De Bacharéis em direito, para os doutores.




Prezados, quero manifestar-me de maneira pacífica. Não tecerei comentários, no momento, sobre a inconstitucionalidade do exame de ordem.



Reporto-me, exigindo dos doutores, respeito para com os bacharéis; que nada têm de ignorantes, da mesma forma, que os respeitamos, até mesmo, àqueles, que são hoje inscritos nos quadros da nobre instituição, e não passaram pelo dissabor de serem avaliados pela mesma, amargando humilhações e insultos, sofrendo pressão de toda espécie no dia do exame, a exemplo do último, em que houve até revista com detector de metais na entrada e saída dos banheiros (nem sempre suficientes) nos locais de prova; em alguns casos, até mesmo ameaçados, com advertências de fiscais (que não eram nem bacharéis); do tipo: “ Se falar “a”, a prova será anulada, não é nem para olhar um para o outro...coisas assim, vexatórias e humilhantes, como se fossemos escória, ou detentos enfileirados para revista.

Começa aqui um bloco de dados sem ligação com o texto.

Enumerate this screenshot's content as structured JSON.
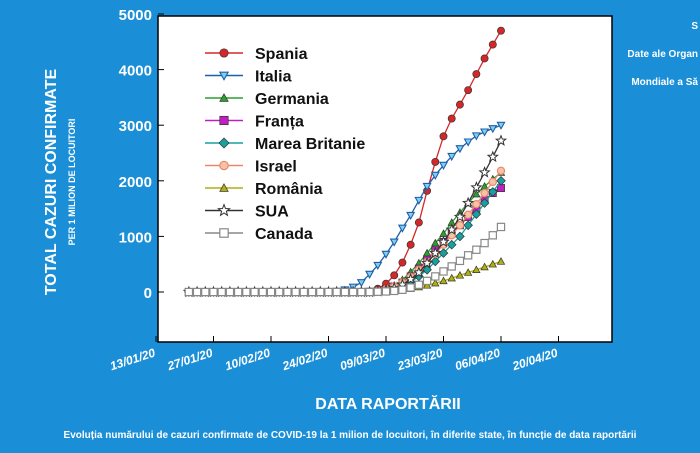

O direito de livre expressão de pensamento, é constitucionalmente, vedado o anonimato. Num Estado democrático de direito, são inconcebíveis; mormente, entre pessoas de nível universitário, agressões gratuitas e ofensas de todo o tipo, dirigidas À PESSOA do bacharel; devemos nos ater ao tema em debate; todos têm o direito de serem contra ou a favor do exame; o que não é correto, é que bacharéis em direito com inscrição nos quadros da OAB, que lhes permite advogar, queiram colocar o bacharel em direito, numa posição de inferioridade; mesmo porque nem todos passaram pelo crivo da referida instituição.

Se somos incompetentes ou não, só o mercado de trabalho o dirá. Saliente-se que o exame é extremamente difícil sim; mais do que os exames praticados para ingresso na magistratura. Diante da média ínfima de aprovação, é ingenuidade acreditar, e usar como fundamento, apenas e tão-somente, a pretensa má qualidade de ensino; que é preciso aperfeiçoamento no ensino eu concordo; mas ele deve se iniciar no ensino fundamental; de nada adiantam normas protecionistas de cunho político, tendo por finalidade mostrar uma falsa diminuição no índice de analfabetismo do país, produzindo analfabetos funcionais, até entre as camadas mais humildes da população, isso é sabido; mas daí a generalizar, e dizer que os bacharéis são ignorantes e incompetentes, é afrontar a inteligência, e uma demonstração de ausência de argumento válido extrema.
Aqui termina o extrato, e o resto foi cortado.